KONDRACKE: I don't think it was a tactic. It was a genuine emotion and she thought he was going to lose and her whole political career was about to crater and she got choked up. And it was played endlessly and women saw it. And the idea that all the male TV commentators were dissing Hillary, I think, evoked sympathy, if you want my opinion.


KONDRACKE: I think another un— I think another under appreciated factor is organization, actually. You know, she had the Democratic organizations of Manchester and Nashua working hard for her. And those people, the activists up there, were telling Hillary's staffers, listen, these polls aren't right and this is not what we are finding.

Now, there is — it is also said that the Bradley effect was involved here, the tendency where white voters will lie to a pollster about the fact that they are not going to vote for a black. I don't think that was involved here because the exit polls turned out to be right. And if you lie to a pollster before the election you will after the election and they didn't.

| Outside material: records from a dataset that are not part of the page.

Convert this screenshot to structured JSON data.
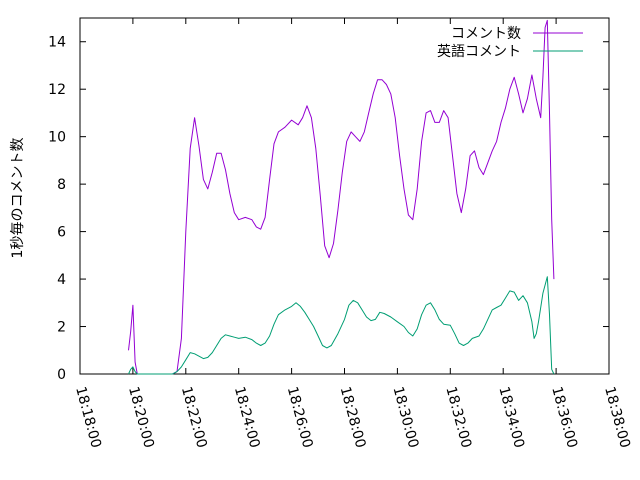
{
  "chart_data": {
    "type": "line",
    "ylabel": "1秒毎のコメント数",
    "ylim": [
      0,
      15
    ],
    "xlim": [
      "18:18:00",
      "18:38:00"
    ],
    "y_ticks": [
      "0",
      "2",
      "4",
      "6",
      "8",
      "10",
      "12",
      "14"
    ],
    "x_ticks": [
      "18:18:00",
      "18:20:00",
      "18:22:00",
      "18:24:00",
      "18:26:00",
      "18:28:00",
      "18:30:00",
      "18:32:00",
      "18:34:00",
      "18:36:00",
      "18:38:00"
    ],
    "grid": false,
    "legend_position": "top-right",
    "series": [
      {
        "name": "コメント数",
        "color": "#9400d3",
        "points": [
          [
            "18:19:50",
            1.0
          ],
          [
            "18:19:55",
            1.8
          ],
          [
            "18:20:00",
            2.9
          ],
          [
            "18:20:05",
            0.5
          ],
          [
            "18:20:10",
            0.0
          ],
          [
            "18:20:20",
            0.0
          ],
          [
            "18:21:30",
            0.0
          ],
          [
            "18:21:40",
            0.1
          ],
          [
            "18:21:50",
            1.5
          ],
          [
            "18:22:00",
            6.0
          ],
          [
            "18:22:10",
            9.5
          ],
          [
            "18:22:20",
            10.8
          ],
          [
            "18:22:30",
            9.6
          ],
          [
            "18:22:40",
            8.2
          ],
          [
            "18:22:50",
            7.8
          ],
          [
            "18:23:00",
            8.5
          ],
          [
            "18:23:10",
            9.3
          ],
          [
            "18:23:20",
            9.3
          ],
          [
            "18:23:30",
            8.6
          ],
          [
            "18:23:40",
            7.6
          ],
          [
            "18:23:50",
            6.8
          ],
          [
            "18:24:00",
            6.5
          ],
          [
            "18:24:15",
            6.6
          ],
          [
            "18:24:30",
            6.5
          ],
          [
            "18:24:40",
            6.2
          ],
          [
            "18:24:50",
            6.1
          ],
          [
            "18:25:00",
            6.6
          ],
          [
            "18:25:10",
            8.2
          ],
          [
            "18:25:20",
            9.7
          ],
          [
            "18:25:30",
            10.2
          ],
          [
            "18:25:45",
            10.4
          ],
          [
            "18:26:00",
            10.7
          ],
          [
            "18:26:15",
            10.5
          ],
          [
            "18:26:25",
            10.8
          ],
          [
            "18:26:35",
            11.3
          ],
          [
            "18:26:45",
            10.8
          ],
          [
            "18:26:55",
            9.5
          ],
          [
            "18:27:05",
            7.5
          ],
          [
            "18:27:15",
            5.4
          ],
          [
            "18:27:25",
            4.9
          ],
          [
            "18:27:35",
            5.5
          ],
          [
            "18:27:45",
            6.9
          ],
          [
            "18:27:55",
            8.5
          ],
          [
            "18:28:05",
            9.8
          ],
          [
            "18:28:15",
            10.2
          ],
          [
            "18:28:25",
            10.0
          ],
          [
            "18:28:35",
            9.8
          ],
          [
            "18:28:45",
            10.2
          ],
          [
            "18:28:55",
            11.0
          ],
          [
            "18:29:05",
            11.8
          ],
          [
            "18:29:15",
            12.4
          ],
          [
            "18:29:25",
            12.4
          ],
          [
            "18:29:35",
            12.2
          ],
          [
            "18:29:45",
            11.8
          ],
          [
            "18:29:55",
            10.8
          ],
          [
            "18:30:05",
            9.2
          ],
          [
            "18:30:15",
            7.8
          ],
          [
            "18:30:25",
            6.7
          ],
          [
            "18:30:35",
            6.5
          ],
          [
            "18:30:45",
            7.8
          ],
          [
            "18:30:55",
            9.8
          ],
          [
            "18:31:05",
            11.0
          ],
          [
            "18:31:15",
            11.1
          ],
          [
            "18:31:25",
            10.6
          ],
          [
            "18:31:35",
            10.6
          ],
          [
            "18:31:45",
            11.1
          ],
          [
            "18:31:55",
            10.8
          ],
          [
            "18:32:05",
            9.2
          ],
          [
            "18:32:15",
            7.6
          ],
          [
            "18:32:25",
            6.8
          ],
          [
            "18:32:35",
            7.8
          ],
          [
            "18:32:45",
            9.2
          ],
          [
            "18:32:55",
            9.4
          ],
          [
            "18:33:05",
            8.7
          ],
          [
            "18:33:15",
            8.4
          ],
          [
            "18:33:25",
            8.9
          ],
          [
            "18:33:35",
            9.4
          ],
          [
            "18:33:45",
            9.8
          ],
          [
            "18:33:55",
            10.6
          ],
          [
            "18:34:05",
            11.2
          ],
          [
            "18:34:15",
            12.0
          ],
          [
            "18:34:25",
            12.5
          ],
          [
            "18:34:35",
            11.8
          ],
          [
            "18:34:45",
            11.0
          ],
          [
            "18:34:55",
            11.6
          ],
          [
            "18:35:05",
            12.6
          ],
          [
            "18:35:15",
            11.6
          ],
          [
            "18:35:25",
            10.8
          ],
          [
            "18:35:30",
            12.5
          ],
          [
            "18:35:35",
            14.6
          ],
          [
            "18:35:40",
            14.9
          ],
          [
            "18:35:45",
            11.0
          ],
          [
            "18:35:50",
            6.5
          ],
          [
            "18:35:55",
            4.0
          ]
        ]
      },
      {
        "name": "英語コメント",
        "color": "#009e73",
        "points": [
          [
            "18:19:50",
            0.0
          ],
          [
            "18:19:55",
            0.2
          ],
          [
            "18:20:00",
            0.3
          ],
          [
            "18:20:05",
            0.1
          ],
          [
            "18:20:10",
            0.0
          ],
          [
            "18:21:30",
            0.0
          ],
          [
            "18:21:40",
            0.1
          ],
          [
            "18:21:50",
            0.3
          ],
          [
            "18:22:00",
            0.6
          ],
          [
            "18:22:10",
            0.9
          ],
          [
            "18:22:20",
            0.85
          ],
          [
            "18:22:30",
            0.75
          ],
          [
            "18:22:40",
            0.65
          ],
          [
            "18:22:50",
            0.7
          ],
          [
            "18:23:00",
            0.9
          ],
          [
            "18:23:10",
            1.2
          ],
          [
            "18:23:20",
            1.5
          ],
          [
            "18:23:30",
            1.65
          ],
          [
            "18:23:40",
            1.6
          ],
          [
            "18:23:50",
            1.55
          ],
          [
            "18:24:00",
            1.5
          ],
          [
            "18:24:15",
            1.55
          ],
          [
            "18:24:30",
            1.45
          ],
          [
            "18:24:40",
            1.3
          ],
          [
            "18:24:50",
            1.2
          ],
          [
            "18:25:00",
            1.3
          ],
          [
            "18:25:10",
            1.6
          ],
          [
            "18:25:20",
            2.1
          ],
          [
            "18:25:30",
            2.5
          ],
          [
            "18:25:45",
            2.7
          ],
          [
            "18:26:00",
            2.85
          ],
          [
            "18:26:10",
            3.0
          ],
          [
            "18:26:20",
            2.85
          ],
          [
            "18:26:30",
            2.6
          ],
          [
            "18:26:40",
            2.3
          ],
          [
            "18:26:50",
            2.0
          ],
          [
            "18:27:00",
            1.6
          ],
          [
            "18:27:10",
            1.2
          ],
          [
            "18:27:20",
            1.1
          ],
          [
            "18:27:30",
            1.2
          ],
          [
            "18:27:45",
            1.7
          ],
          [
            "18:28:00",
            2.3
          ],
          [
            "18:28:10",
            2.9
          ],
          [
            "18:28:20",
            3.1
          ],
          [
            "18:28:30",
            3.0
          ],
          [
            "18:28:40",
            2.7
          ],
          [
            "18:28:50",
            2.4
          ],
          [
            "18:29:00",
            2.25
          ],
          [
            "18:29:10",
            2.3
          ],
          [
            "18:29:20",
            2.6
          ],
          [
            "18:29:30",
            2.55
          ],
          [
            "18:29:45",
            2.4
          ],
          [
            "18:30:00",
            2.2
          ],
          [
            "18:30:15",
            2.0
          ],
          [
            "18:30:25",
            1.75
          ],
          [
            "18:30:35",
            1.6
          ],
          [
            "18:30:45",
            1.9
          ],
          [
            "18:30:55",
            2.5
          ],
          [
            "18:31:05",
            2.9
          ],
          [
            "18:31:15",
            3.0
          ],
          [
            "18:31:25",
            2.7
          ],
          [
            "18:31:35",
            2.3
          ],
          [
            "18:31:45",
            2.1
          ],
          [
            "18:32:00",
            2.05
          ],
          [
            "18:32:10",
            1.7
          ],
          [
            "18:32:20",
            1.3
          ],
          [
            "18:32:30",
            1.2
          ],
          [
            "18:32:40",
            1.3
          ],
          [
            "18:32:50",
            1.5
          ],
          [
            "18:33:05",
            1.6
          ],
          [
            "18:33:15",
            1.9
          ],
          [
            "18:33:25",
            2.3
          ],
          [
            "18:33:35",
            2.7
          ],
          [
            "18:33:45",
            2.8
          ],
          [
            "18:33:55",
            2.9
          ],
          [
            "18:34:05",
            3.2
          ],
          [
            "18:34:15",
            3.5
          ],
          [
            "18:34:25",
            3.45
          ],
          [
            "18:34:35",
            3.1
          ],
          [
            "18:34:45",
            3.3
          ],
          [
            "18:34:55",
            3.0
          ],
          [
            "18:35:05",
            2.2
          ],
          [
            "18:35:10",
            1.5
          ],
          [
            "18:35:15",
            1.7
          ],
          [
            "18:35:20",
            2.2
          ],
          [
            "18:35:30",
            3.4
          ],
          [
            "18:35:40",
            4.1
          ],
          [
            "18:35:45",
            2.5
          ],
          [
            "18:35:50",
            0.2
          ],
          [
            "18:35:55",
            0.0
          ]
        ]
      }
    ]
  }
}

Down, New York City mayor Michael Bloomberg. Despite vehement denials he is not entering the presidential race, it was revealed this week he is undertaking a serious effort to gauge national support for a potential run.

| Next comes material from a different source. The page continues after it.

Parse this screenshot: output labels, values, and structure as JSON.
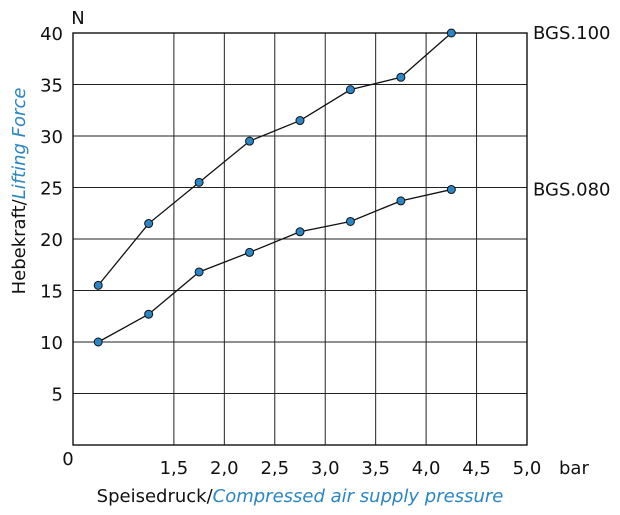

In May, Bloomberg seemed annoyed by the whole question, saying, quote, "I'm not running for president. And I'm not planning to. What else do you need? I've said it a thousand names."

And just on New Year's Eve, Ryan Seacrest on ABC, asked him, point blank, quote, "Will you run for president"? And Bloomberg said, quote, "No, I will not run for president."

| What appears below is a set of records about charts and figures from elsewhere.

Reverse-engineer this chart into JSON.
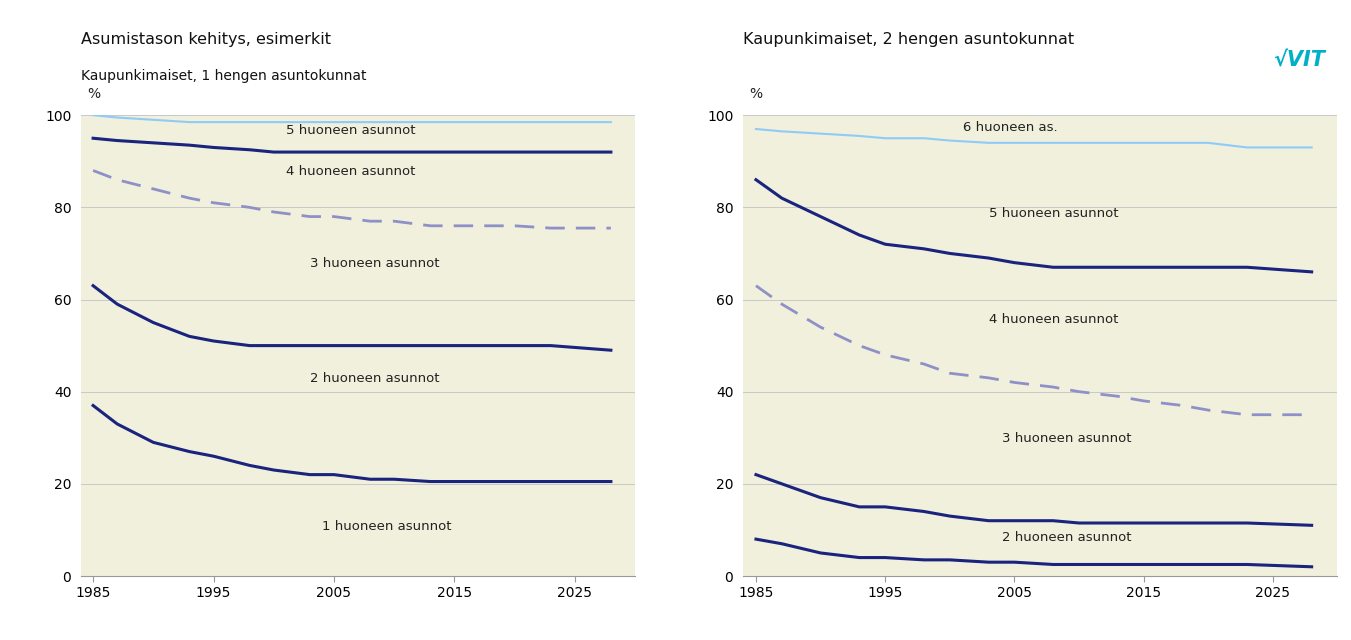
{
  "title1_line1": "Asumistason kehitys, esimerkit",
  "title1_line2": "Kaupunkimaiset, 1 hengen asuntokunnat",
  "title2": "Kaupunkimaiset, 2 hengen asuntokunnat",
  "years": [
    1985,
    1987,
    1990,
    1993,
    1995,
    1998,
    2000,
    2003,
    2005,
    2008,
    2010,
    2013,
    2015,
    2018,
    2020,
    2023,
    2028
  ],
  "chart1": {
    "1huo": [
      37,
      33,
      29,
      27,
      26,
      24,
      23,
      22,
      22,
      21,
      21,
      20.5,
      20.5,
      20.5,
      20.5,
      20.5,
      20.5
    ],
    "2huo": [
      63,
      59,
      55,
      52,
      51,
      50,
      50,
      50,
      50,
      50,
      50,
      50,
      50,
      50,
      50,
      50,
      49
    ],
    "3huo_dashed": [
      88,
      86,
      84,
      82,
      81,
      80,
      79,
      78,
      78,
      77,
      77,
      76,
      76,
      76,
      76,
      75.5,
      75.5
    ],
    "4huo": [
      95,
      94.5,
      94,
      93.5,
      93,
      92.5,
      92,
      92,
      92,
      92,
      92,
      92,
      92,
      92,
      92,
      92,
      92
    ],
    "5huo_light": [
      100,
      99.5,
      99,
      98.5,
      98.5,
      98.5,
      98.5,
      98.5,
      98.5,
      98.5,
      98.5,
      98.5,
      98.5,
      98.5,
      98.5,
      98.5,
      98.5
    ]
  },
  "chart2": {
    "2huo": [
      8,
      7,
      5,
      4,
      4,
      3.5,
      3.5,
      3,
      3,
      2.5,
      2.5,
      2.5,
      2.5,
      2.5,
      2.5,
      2.5,
      2
    ],
    "3huo": [
      22,
      20,
      17,
      15,
      15,
      14,
      13,
      12,
      12,
      12,
      11.5,
      11.5,
      11.5,
      11.5,
      11.5,
      11.5,
      11
    ],
    "4huo_dashed": [
      63,
      59,
      54,
      50,
      48,
      46,
      44,
      43,
      42,
      41,
      40,
      39,
      38,
      37,
      36,
      35,
      35
    ],
    "5huo": [
      86,
      82,
      78,
      74,
      72,
      71,
      70,
      69,
      68,
      67,
      67,
      67,
      67,
      67,
      67,
      67,
      66
    ],
    "6huo_light": [
      97,
      96.5,
      96,
      95.5,
      95,
      95,
      94.5,
      94,
      94,
      94,
      94,
      94,
      94,
      94,
      94,
      93,
      93
    ]
  },
  "bg_color": "#f0f0dc",
  "dark_navy": "#1a237e",
  "mid_navy": "#283593",
  "light_blue": "#90caf9",
  "dashed_purple": "#9090c8",
  "grid_color": "#c8c8c8",
  "label_color": "#222222",
  "vtt_color": "#00b0c8",
  "xlim": [
    1984,
    2030
  ],
  "ylim": [
    0,
    100
  ],
  "xticks": [
    1985,
    1995,
    2005,
    2015,
    2025
  ],
  "yticks": [
    0,
    20,
    40,
    60,
    80,
    100
  ]
}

BARNES: Now, we can move on to the next issue, then.

KONDRACKE: I think that sounds Shermanesque to me and what it turns out to be is a tease that Bloomberg is engaged in here. He denies it and yet all of the evidence suggests — and has been widely reported, and aides of his have said that he is going to check out at the end of the — if the two sides nominate polarizing candidates he — and he thinks he can win, he'll get in. I don't know why he just doesn't say that and avoid a credibility gap, if he does run.

BARNES: Look, we wouldn't be talk about him if he weren't a billionaire who could finance a presidential campaign. And if we weren't a Billionaire he wouldn't be mayor of New York and there is no rationale I think will emerge at all for a Bloomberg candidacy and he won't run. He'll live up to his word after teasing.

Up: President Bush. He who took heat when he announced the troop surge to Iraq a year ago but he stuck to his guns and the security situation on the ground has improved dramatically in Iraq.

KONDRACKE: Right, sectarian violence down, U.S. casualties down, al Qaeda on the ropes, the Shiites getting better — under control and even political progress at the provincial level. And Bush bet his presidency on the Iraq war and looked like he was going to lose. Now it looks like he might win and you know what? The United States of America might win.

BARNES: Nicely put, Mort. Good for you. You know, I want to recall a minute everybody who lined up against him and said we have to get out of Iraq right away or do it gracefully over time. You had Congress and Democrats and a lot of Republicans and elements of his own administration in the State Department and the Joint Chiefs of Staff were not excited about the idea. The press of course didn't like it, and I can go on, the foreign policy establishment. He was brave in making the decision and it paid off.

KONDRACKE: Don't move a muscle. "The Buzz" is coming up next.


BARNES: Welcome back. Well, Mort, what's "The Buzz"?

KONDRACKE: President Bush in Saudi Arabia on Monday and has three basic messages, one pump more oil to avoid a world recession and bring down the price and, secondly, spend your oil money in Iraq and help the country out and, thirdly, despite the national intelligence estimate on nuclear — Iran nuclear program we are still trying to get them to stop enriching.

BARNES: Mort, in the presidential campaign there is a surge effect. The surge has worked so well and obviously lifted the McCain campaign off the floor and will continue to help, because he was an early supporter of it. He promoted it even before the presidential decision.

Democrats may be committed to defeat but Independents aren't. And Democrats better watch out. It may hurt them in the fall.